The rest of this handout is devoted to strategies for figuring out when to use “I” and personal experience.
In many cases, using the first person pronoun can improve your writing, by offering the following benefits: The original example sounds less emphatic and direct than the revised version; using “I” allows the writers to avoid the convoluted construction of the original and clarifies who did what.
For example, the first person is more likely used in the abstract, introduction, discussion, and conclusion sections of an academic paper while the third person and passive constructions are found in the methods and results sections.
In this article, we discuss when you should avoid personal pronouns and when they may enhance your writing.
The APA encourages using personal pronouns for this context.

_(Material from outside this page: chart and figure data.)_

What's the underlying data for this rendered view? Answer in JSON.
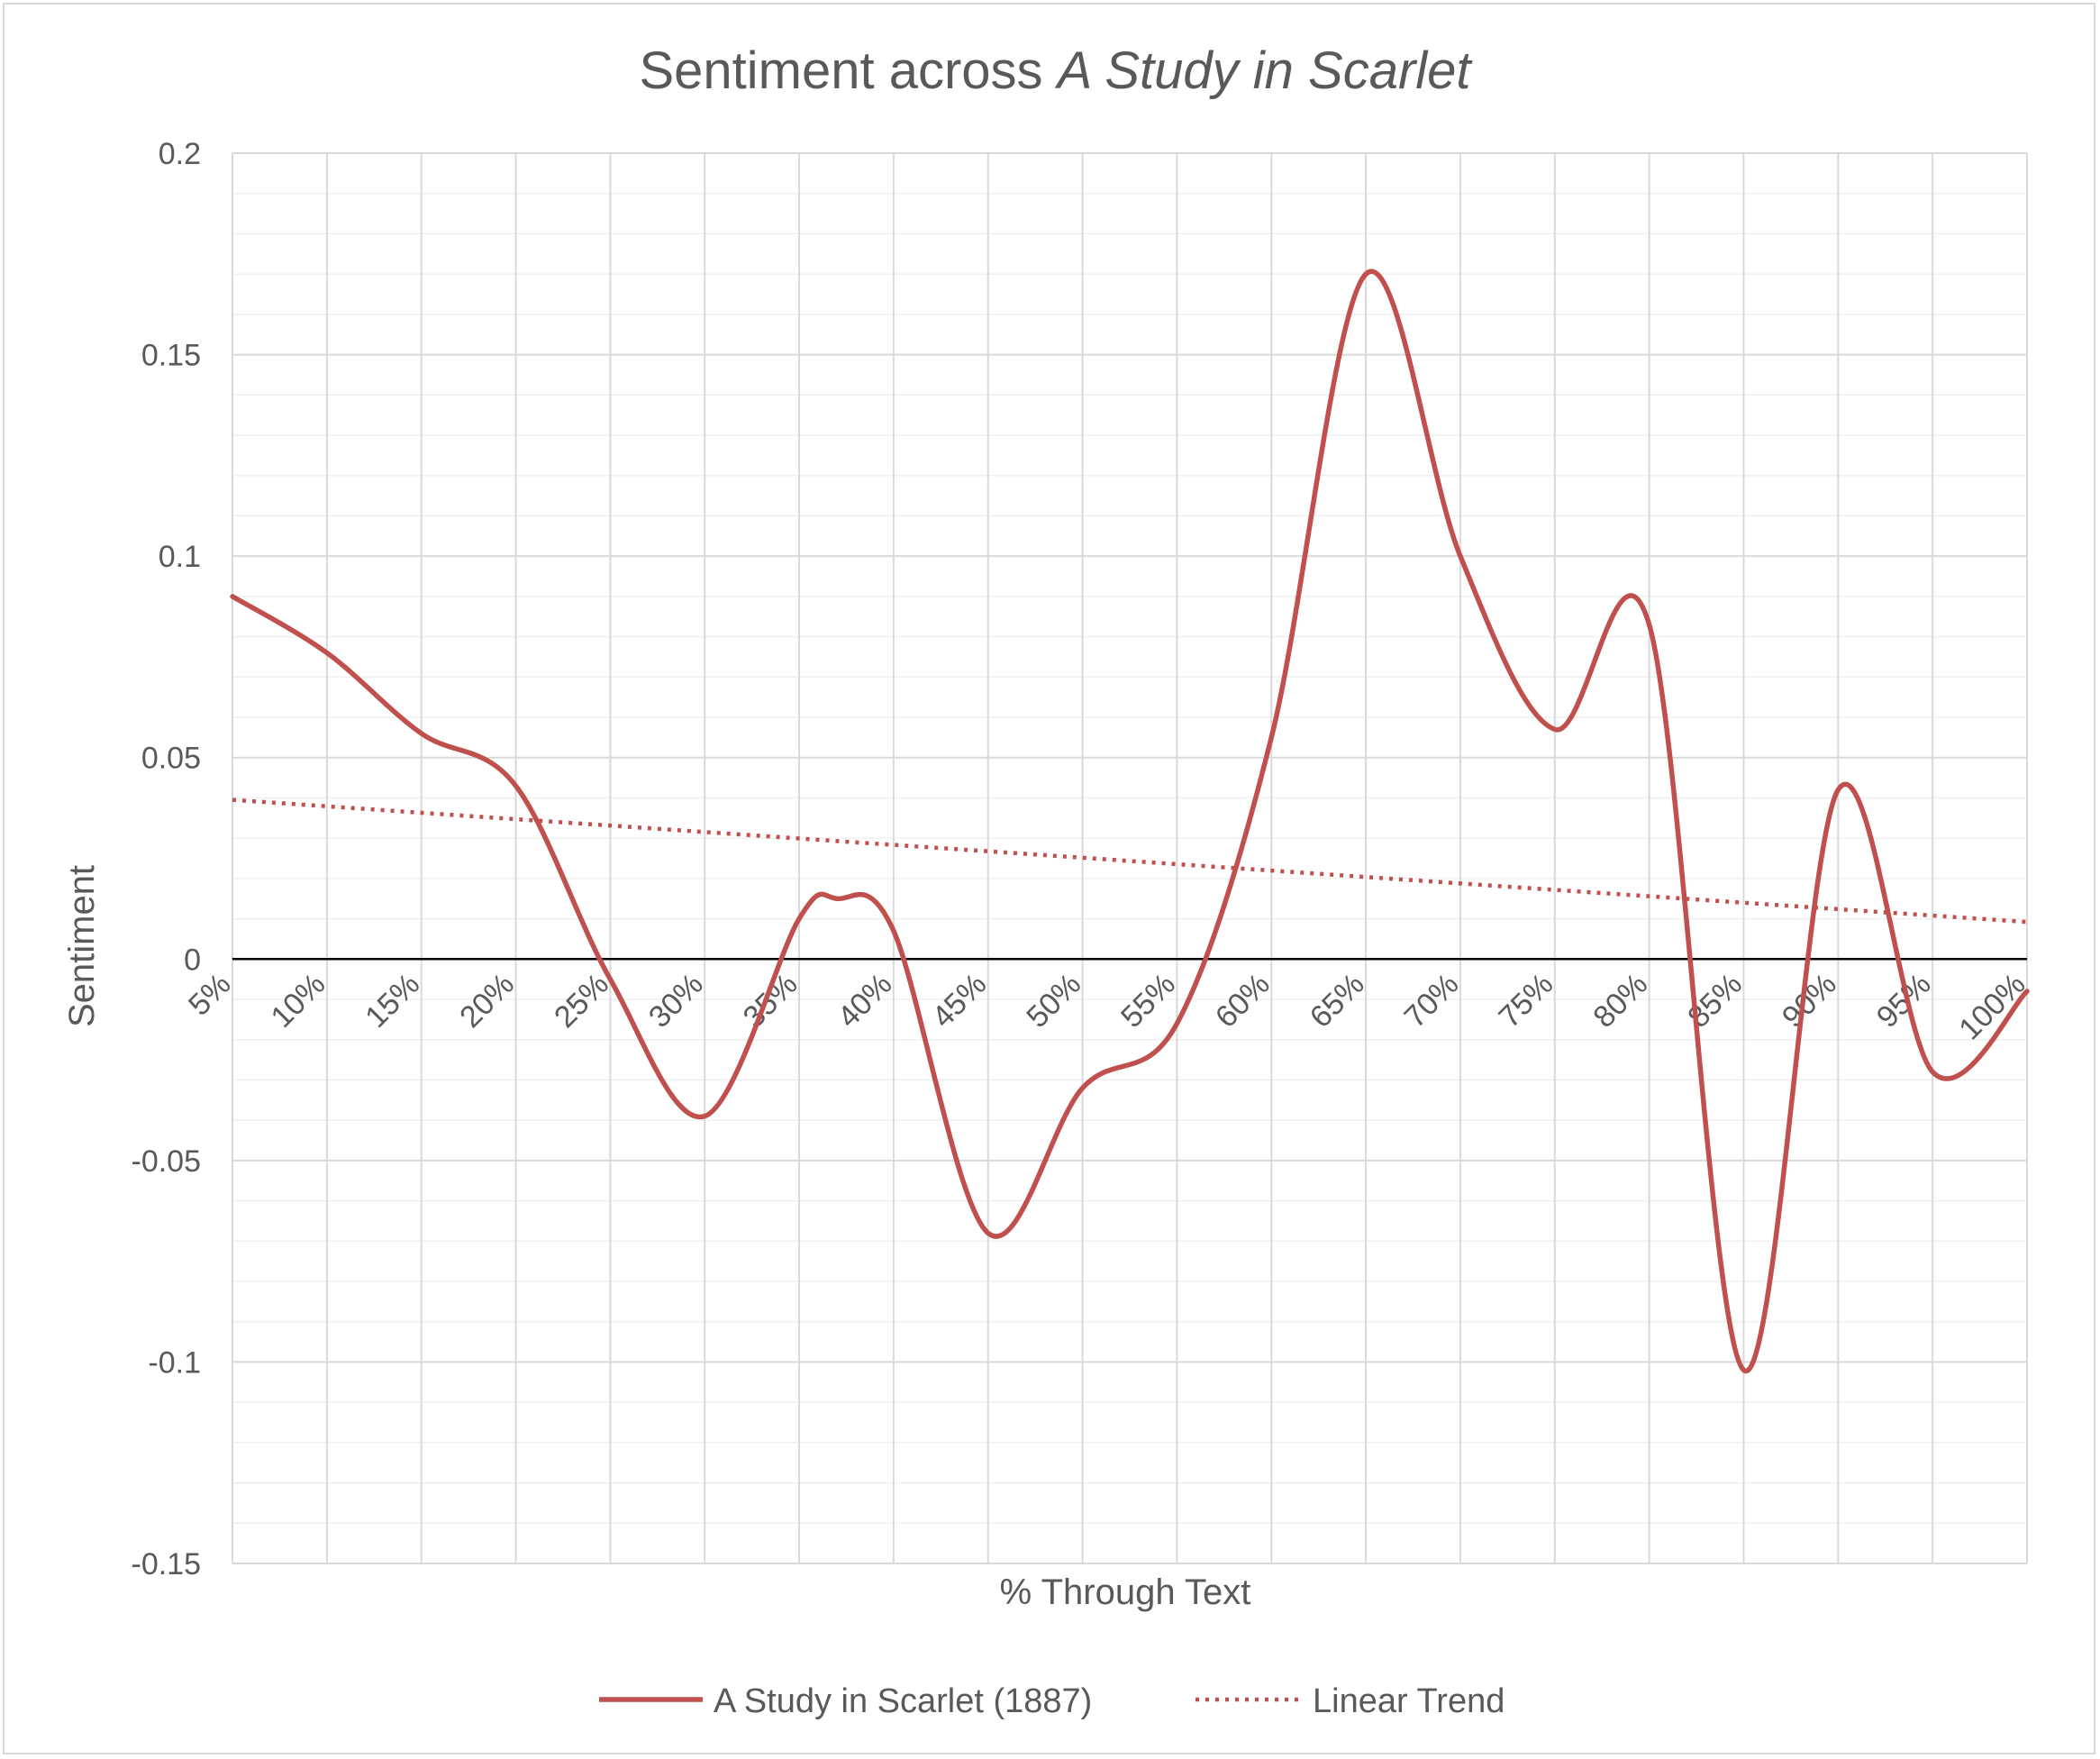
{
  "chart_data": {
    "type": "line",
    "title": "Sentiment across A Study in Scarlet",
    "title_parts": {
      "prefix": "Sentiment across ",
      "italic": "A Study in Scarlet"
    },
    "xlabel": "% Through Text",
    "ylabel": "Sentiment",
    "x_categories": [
      "5%",
      "10%",
      "15%",
      "20%",
      "25%",
      "30%",
      "35%",
      "40%",
      "45%",
      "50%",
      "55%",
      "60%",
      "65%",
      "70%",
      "75%",
      "80%",
      "85%",
      "90%",
      "95%",
      "100%"
    ],
    "y_ticks": [
      "0.2",
      "0.15",
      "0.1",
      "0.05",
      "0",
      "-0.05",
      "-0.1",
      "-0.15"
    ],
    "ylim": [
      -0.15,
      0.2
    ],
    "grid": true,
    "legend_position": "bottom",
    "series": [
      {
        "name": "A Study in Scarlet (1887)",
        "style": "solid",
        "color": "#c0504d",
        "x": [
          5,
          10,
          15,
          20,
          25,
          30,
          35,
          37,
          40,
          45,
          50,
          55,
          60,
          65,
          70,
          75,
          80,
          85,
          90,
          95,
          100
        ],
        "y": [
          0.09,
          0.076,
          0.056,
          0.043,
          -0.005,
          -0.039,
          0.01,
          0.015,
          0.007,
          -0.068,
          -0.032,
          -0.016,
          0.055,
          0.17,
          0.1,
          0.057,
          0.083,
          -0.102,
          0.042,
          -0.028,
          -0.008
        ]
      },
      {
        "name": "Linear Trend",
        "style": "dotted",
        "color": "#c0504d",
        "x": [
          5,
          100
        ],
        "y": [
          0.0395,
          0.0092
        ]
      }
    ]
  }
}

This handout is about determining when to use first person pronouns (“I”, “we,” “me,” “us,” “my,” and “our”) and personal experience in academic writing.Often these are rather strict lists of absolutes, including rules both stated and unstated: We get these ideas primarily from teachers and other students.Often these ideas are derived from good advice but have been turned into unnecessarily strict rules in our minds.Here is an example in which alternatives to the first person would be more appropriate: Original example: In the original example, using the first person grounds the experience heavily in the writer’s subjective, individual perspective, but the writer’s purpose is to describe a phenomenon that is in fact objective or independent of that perspective.Avoiding the first person here creates the desired impression of an observed phenomenon that could be reproduced and also creates a stronger, clearer statement.Recently, however, we’ve shifted back to producing active and engaging prose that incorporates the first person.However, the use of “I” and “we” still has some generally accepted rules we ought to follow.Here’s another example in which an alternative to first person works better: Original example: Although you may run across instructors who find the casual style of the original example refreshing, they are probably rare.The revised version sounds more academic and renders the statement more assertive and direct.“First person” and “personal experience” might sound like two ways of saying the same thing, but first person and personal experience can work in very different ways in your writing.You might choose to use “I” but not make any reference to your individual experiences in a particular paper.